Only we goofed ... and in a big way. I'll tell you about it so you can "go to school on our mistake". That way—if you ever construct your way across a river— your story won't be like ours!
We knew we were a little "green" when we moved from arid southern California to Washington's Olympic Peninsula (where folks say the wells'd go dry if a rainy season totaled less than 70 inches). So, even though the Satsop River that ran through our five acres looked friendly enough, my wife and I decided to be cautious and build our country home on the stream's high side. Unfortunately, the only road (and, of course, our "temporary" trailer) was on the low bank ... that's how we found ourselves in the footbridge business.
As I've said, we only intended to build our "crossin' " once. So we studied materials, researched permits, and examined local bridges for three solid months. This preparation convinced us that we should pattern our structure after one we'd seen in a nearby park. The planks of that span rested on big U-shaped hangers which, in turn, hooked onto two main overhead cables. These steel support lines were strung over upright poles on both sides of the river and then bound fast to massive maples.

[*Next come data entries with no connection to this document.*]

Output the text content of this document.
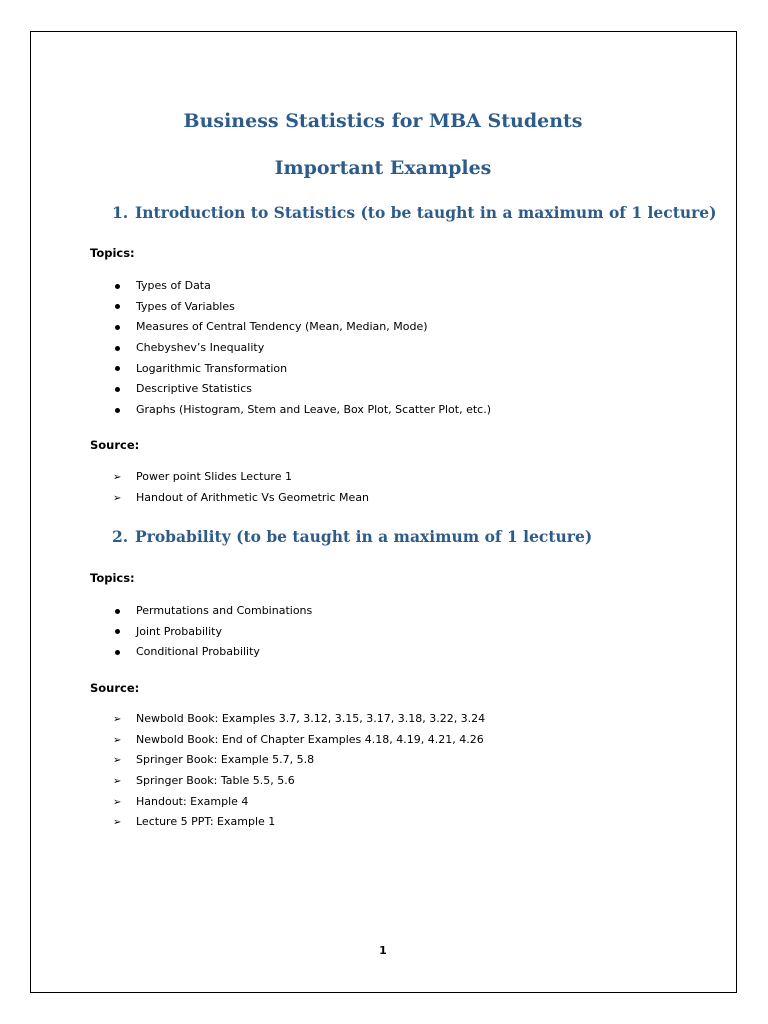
Business Statistics for MBA Students
Important Examples
1. Introduction to Statistics (to be taught in a maximum of 1 lecture)

Topics:

Types of Data
Types of Variables
Measures of Central Tendency (Mean, Median, Mode)
Chebyshev’s Inequality
Logarithmic Transformation
Descriptive Statistics
Graphs (Histogram, Stem and Leave, Box Plot, Scatter Plot, etc.)

Source:

➢ Power point Slides Lecture 1
➢ Handout of Arithmetic Vs Geometric Mean
2. Probability (to be taught in a maximum of 1 lecture)

Topics:

Permutations and Combinations
Joint Probability
Conditional Probability

Source:

➢ Newbold Book: Examples 3.7, 3.12, 3.15, 3.17, 3.18, 3.22, 3.24
➢ Newbold Book: End of Chapter Examples 4.18, 4.19, 4.21, 4.26
➢ Springer Book: Example 5.7, 5.8
➢ Springer Book: Table 5.5, 5.6
➢ Handout: Example 4
➢ Lecture 5 PPT: Example 1

1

Of course, these days it seems you need government permission before you do anything... even in our isolated valley. The Fish and Game folks gave us one of their "hydraulic permits" right away. But some paper-pushing procrastinators at the EPA made us wait two months for a "substantial development permit" ... only to tell us our project was so inexpensive that we didn't need their permission in the first place!
Once the red tape was out of the way, though, we were ready to build. I'd picked up a pile of discarded 3/4" galvanized steel cable at work, but the trees on our river's banks were too small to hold such heavy lines. So, we decided to anchor our bridge supports to buried log "deadmen".
We started on the low side, digging a trench well back from—but parallel to—the river. Then, we dropped a big cedar log (with two short lengths of cable clamped around it) into the ditch. To finish that job, we dug little slots in the side of the trench facing the river... so the steel lines could leave the ground at about a 45° angle. (Otherwise, the tense cables would eventually cut through the soil ... and the whole bridge would sag.)
Next, we covered the wooden deadman, leaving only the two loose wire ends sticking up out of the earth. These were clamped to large turnbuckles ... which were my own brainstorm for cinching up the cables once they were strung. The tighteners cost us $10 apiece...and these were our biggest equipment expense.